Does the hon. Gentleman press his Motion?

MR. WALLACE

I am afraid I must press it.

Question put, and negatived.

Original Question put.

The House divided:—Ayes 133; Noes 194: Majority 61.—(Div. List, No. 6.)

Main Question again proposed.

Motion made, and Question proposed, "That the Debate be now adjourned." —(Mr. Anderson.)

MR. W. H. SMITH

said, he would offer no opposition to that Motion; but he trusted that the hon. Member would consent to some arrangement whereby the House could come to an early decision to-morrow upon the point the hon. Member desired to raise by his Amendment, so that the House might proceed with the Report stage of the Address to-morrow and the Amendment of the hon. Member for Northampton (Mr. Labouchere). He made that appeal on behalf of the House, for he believed there was a strong desire to conclude the discussion of the Address on Thursday. That could not be done unless the course he suggested were adopted. If the hon. Member and his Friends would conclude the discussion of their Amendment to-morrow, the Amendment of the hon. Member for Northampton might then be proceeded with, and the debate on the Address as a whole finished on Thursday.

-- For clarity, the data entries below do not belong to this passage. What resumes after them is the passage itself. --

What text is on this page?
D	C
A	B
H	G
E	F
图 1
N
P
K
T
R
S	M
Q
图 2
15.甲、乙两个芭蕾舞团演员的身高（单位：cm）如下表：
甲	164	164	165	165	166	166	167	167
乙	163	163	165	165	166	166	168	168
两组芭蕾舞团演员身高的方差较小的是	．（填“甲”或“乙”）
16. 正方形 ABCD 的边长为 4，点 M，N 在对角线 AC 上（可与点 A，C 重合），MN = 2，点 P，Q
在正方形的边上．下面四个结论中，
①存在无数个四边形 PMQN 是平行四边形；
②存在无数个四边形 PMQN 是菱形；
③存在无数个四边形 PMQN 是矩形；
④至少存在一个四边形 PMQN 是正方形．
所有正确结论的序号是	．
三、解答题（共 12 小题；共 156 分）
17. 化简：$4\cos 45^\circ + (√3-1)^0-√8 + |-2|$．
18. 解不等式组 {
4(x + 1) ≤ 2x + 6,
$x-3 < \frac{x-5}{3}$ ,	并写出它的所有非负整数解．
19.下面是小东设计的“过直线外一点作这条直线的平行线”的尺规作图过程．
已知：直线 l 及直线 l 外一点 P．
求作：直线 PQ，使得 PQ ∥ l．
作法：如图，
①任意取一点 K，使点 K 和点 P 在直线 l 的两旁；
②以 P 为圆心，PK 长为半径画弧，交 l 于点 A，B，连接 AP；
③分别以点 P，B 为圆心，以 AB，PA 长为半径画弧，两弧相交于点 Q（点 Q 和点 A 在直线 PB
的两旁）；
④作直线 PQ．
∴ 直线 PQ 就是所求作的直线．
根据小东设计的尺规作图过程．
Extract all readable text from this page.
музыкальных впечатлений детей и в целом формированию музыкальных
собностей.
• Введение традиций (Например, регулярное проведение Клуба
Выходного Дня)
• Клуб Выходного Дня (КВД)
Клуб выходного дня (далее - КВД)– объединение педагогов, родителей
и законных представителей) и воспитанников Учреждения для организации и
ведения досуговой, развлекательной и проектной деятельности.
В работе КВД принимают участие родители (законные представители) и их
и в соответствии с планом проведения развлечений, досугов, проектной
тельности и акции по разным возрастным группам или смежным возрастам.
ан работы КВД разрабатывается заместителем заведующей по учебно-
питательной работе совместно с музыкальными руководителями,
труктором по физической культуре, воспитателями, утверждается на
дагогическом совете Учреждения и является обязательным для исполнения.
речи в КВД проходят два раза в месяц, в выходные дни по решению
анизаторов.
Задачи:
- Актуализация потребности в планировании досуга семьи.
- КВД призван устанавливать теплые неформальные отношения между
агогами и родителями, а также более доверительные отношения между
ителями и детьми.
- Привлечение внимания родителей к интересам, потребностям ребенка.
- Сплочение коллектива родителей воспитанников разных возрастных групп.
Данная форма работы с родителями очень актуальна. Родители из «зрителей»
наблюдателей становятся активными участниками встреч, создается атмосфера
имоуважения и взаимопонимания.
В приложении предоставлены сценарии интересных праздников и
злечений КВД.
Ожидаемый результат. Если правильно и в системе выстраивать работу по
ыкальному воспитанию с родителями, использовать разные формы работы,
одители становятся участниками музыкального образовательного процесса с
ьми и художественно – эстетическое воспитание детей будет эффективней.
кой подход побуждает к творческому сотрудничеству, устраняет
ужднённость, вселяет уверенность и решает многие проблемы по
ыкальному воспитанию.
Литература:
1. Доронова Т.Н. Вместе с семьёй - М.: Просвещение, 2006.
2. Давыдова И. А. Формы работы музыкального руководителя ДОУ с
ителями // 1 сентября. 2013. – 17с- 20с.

SIR GEORGE TREVELYAN (Glasgow, Bridgeton)

said, he thought the proposal made by the right hon. Gentleman was very fair so far as it could be accepted, and that was that the hon. Member who would open the debate to-morrow would close the discussion of his Amendment early. That discussion would occupy two hours, or possibly less. It was, however, not impossible that the Amendment of the hon. Member for Northampton (Mr. Labouchere) might attain to debate of a dimension he could not foresee at the moment. He hoped it might close on Wednesday, and he was quite sure that the Business that was to come before the House would induce many Members on that side to do their best to attain that result, but he did not think they were in a position to say that the discussion of the hon. Member for Northampton's Amendment would certainly close by 6 o'clock.

MR. W. H. SMITH

said, he could only make a further remark by the indulgence of the House, and would only say that the course he suggested was one that would conduce to the convenience of the House and the forwarding of Business. He trusted that he should have the assistance of both sides in the endeavour to dispose of the Address on Thursday.

MR. ILLINGWORTH (Bradford, W.)

said, the right hon. Gentleman would not deny that the Amendment of the hon. Member for Northampton was of a most important character, and both in the House and throughout the country there was the greatest possible anxiety for a free and open debate on the question. Unfortunately, on previous occasions, they had generally found that they were a day too late, but now his hon. Friend had taken time by the forelock with a view to safeguarding the country that it should not be committed to engagements without full consideration. He was afraid the subject might not be concluded by 6 o'clock, and if that were the case no harm would be done to Business and a great deal of good service would be done.

Motion agreed to.

Debate further adjourned till To-morrow.